Andy Cohen is a fellow Unitarian Universalist from Memphis who has entertained audiences throughout the country. He mostly plays what he calls “a sort of Country Blues 101.” He’s been known to cover Rev. Davis, John Hurt, Big Bill, Gus Cannon, Frank Stokes, Memphis Minnie, Bukka White, Barbecue Bob, Charlie Patton, Ted Bogan, Henry Spaulding, or any of a hundred other blues people. Andy is currently on a cross-country tour and was able to add this benefit concert to his schedule.
Donna Herula is a Chicago-born singer and slide guitar player who plays a mix of songs from the early blues women, including Memphis Minnie, Ma Rainey, and Bessie Smith and the early Delta blues men, including Robert Johnson, Robert Nighthawk, Furry Lewis, Blind Blake, and Muddy Waters. She also performs music from more recent blues and slide players including Johnny Winter, Stevie Ray Vaughan, and Lucinda Williams. With a percussive guitar style and soulful voice, Donna plays fingerstyle as well as blues slide guitar on her resonator guitars.
Andrew Calhoun’s music is innovative and rooted in tradition.

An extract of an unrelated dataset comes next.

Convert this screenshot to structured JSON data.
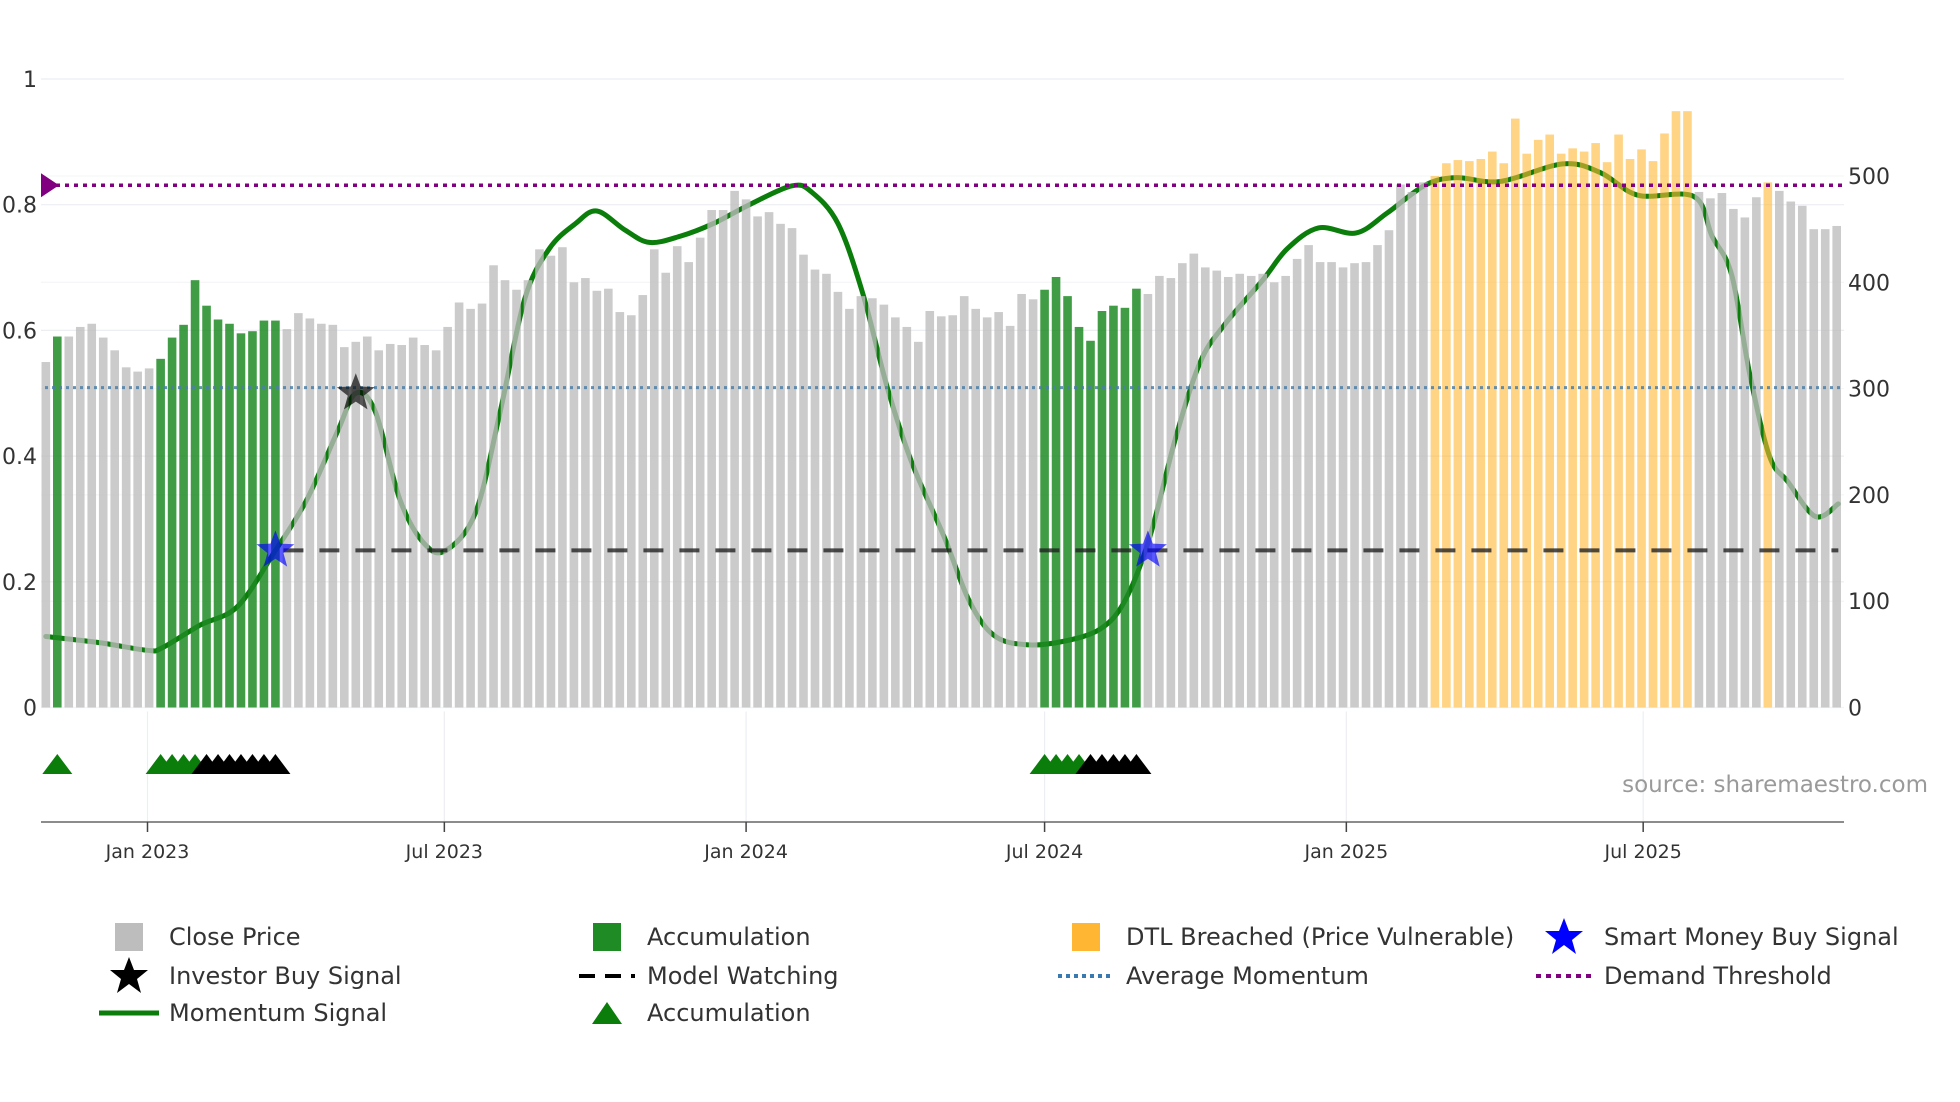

In forty years as a performer he has evolved an increasingly varied repertoire including original songs, Irish and American folk songs, Scottish ballads, African-American spirituals, hymns, historical background, comic songs and poems and songs by writers such as Dave Carter, Mary Oliver and Robert Frost. He has toured internationally, performing at folk clubs and festivals, pubs and house concerts. In 1992, Calhoun founded Waterbug Records, an artists’ cooperative folk label which has grown to 115 titles, bringing some of the brightest singer-songwriters and folk musicians to an international audience.
Admission to this benefit is $10.
All procedes will go to the Monic Children’s Center, an organization that provides a safe sanctuary for orphans, street children, and young people in Jinja, Uganda that teaches skills to help people (especially women) become self-sustaining, and educates the young in life skills and health and safety.